Le Brésil est l’un des principaux consommateurs de pesticides au monde, ce qui met en danger la santé des habitants de zones rurales gui vivent près de champs au-dessus desquels des pesticides sont régulièrement déversés par voie aérienne. HRW appelle à des mesures pour protéger la santé de ces personnes.

« Les pesticides aspergés sur de vastes plantations intoxiquent des enfants dans leurs salles de classe et des villageois dans leurs arrière-cours à travers les zones rurales du Brésil », a déclaré Richard Pearshouse, directeur adjoint de la division Environnement et droits humains à Human Rights Watch et auteur du rapport. « Les autorités brésiliennes doivent faire cesser cette exposition à des substances toxiques et assurer la sécurité des personnes qui dénoncent publiquement les dommages causés par les pesticides à leurs familles et à leurs communautés. »

Human Rights Watch a constaté que les membres de nombreuses communautés exposées craignent des représailles de la part de gros propriétaires terriens. Les membres de cinq des sept communautés rurales que Human Rights Watch a visitées ont affirmé avoir reçu des menaces ou craindre des représailles s’ils s’exprimaient publiquement au sujet des dérives de pulvérisation de pesticides qui, estiment-ils, les ont intoxiqués. En 2010, un agriculteur et activiste anti-pesticides a été tué par balles après avoir persuadé le gouvernement local d’interdire les aspersions aériennes cette année-là.

Les propriétaires de grandes plantations ignorent souvent une règlementation nationale de « zone tampon » qui interdit les aspersions aériennes de pesticides à proximité des habitations. Il n’y a pas de règle nationale équivalente de « zone tampon » pour l’aspersion au sol. Les données officielles sur les intoxications aux pesticides sous-estiment largement la gravité du problème. Le système gouvernemental de contrôle des résidus de pesticides dans l’eau potable et dans la nourriture est également défectueux.

Lors des graves intoxications aux pesticides, les victimes souffrent de symptômes tels que des vomissements, des nausées, des maux de tête et des vertiges pendant ou immédiatement après les aspersions de pesticides. En même temps, l’exposition chronique aux pesticides, même à petites doses, est associée à l’infertilité, à des effets néfastes sur le développement des fœtus, à des cancers et à d’autres graves effets sur la santé.

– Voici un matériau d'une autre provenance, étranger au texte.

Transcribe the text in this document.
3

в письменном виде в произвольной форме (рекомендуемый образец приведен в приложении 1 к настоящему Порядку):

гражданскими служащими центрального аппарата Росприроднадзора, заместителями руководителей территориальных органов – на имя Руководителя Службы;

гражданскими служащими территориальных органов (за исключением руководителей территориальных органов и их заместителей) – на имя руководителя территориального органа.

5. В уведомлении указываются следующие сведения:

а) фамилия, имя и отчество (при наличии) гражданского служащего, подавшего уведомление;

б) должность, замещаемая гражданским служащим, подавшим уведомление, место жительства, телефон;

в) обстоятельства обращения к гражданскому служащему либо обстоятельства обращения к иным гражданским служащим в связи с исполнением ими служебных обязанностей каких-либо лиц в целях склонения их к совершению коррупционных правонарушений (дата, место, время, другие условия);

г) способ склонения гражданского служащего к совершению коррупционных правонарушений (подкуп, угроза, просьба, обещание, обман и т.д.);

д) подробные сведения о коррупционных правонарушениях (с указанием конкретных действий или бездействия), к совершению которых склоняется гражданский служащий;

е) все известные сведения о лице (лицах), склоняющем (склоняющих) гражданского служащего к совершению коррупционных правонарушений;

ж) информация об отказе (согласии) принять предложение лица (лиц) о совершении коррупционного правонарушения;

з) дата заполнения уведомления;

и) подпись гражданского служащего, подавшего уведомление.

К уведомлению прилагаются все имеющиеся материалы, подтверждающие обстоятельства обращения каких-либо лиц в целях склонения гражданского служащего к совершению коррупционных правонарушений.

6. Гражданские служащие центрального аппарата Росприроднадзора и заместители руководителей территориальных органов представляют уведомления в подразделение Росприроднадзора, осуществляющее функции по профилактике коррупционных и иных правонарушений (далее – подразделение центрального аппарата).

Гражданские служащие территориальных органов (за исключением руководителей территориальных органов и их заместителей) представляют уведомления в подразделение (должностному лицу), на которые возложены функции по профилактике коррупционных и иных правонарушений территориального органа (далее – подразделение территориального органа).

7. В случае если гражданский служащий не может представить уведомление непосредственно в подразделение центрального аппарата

Les femmes enceintes, les enfants et d’autres personnes vulnérables sont susceptibles de courir des risques plus élevés.

« J’avais un fort mal de tête, mal au ventre et la sensation que j’allais vomir », a déclaré une fillette de 10 ans qui va à l’école dans la municipalité de Cascavel, dans l’Etat de Paraná. « [L’instituteur] a dit ‘Sortons de la salle de classe car l’odeur est trop mauvaise.’ On nous a renvoyés chez nous plus tôt que d’habitude. Je suis rentrée avec des nausées, je me sentais mal, j’avais un fort mal de tête. Une fois à la maison, j’ai vomi deux fois. »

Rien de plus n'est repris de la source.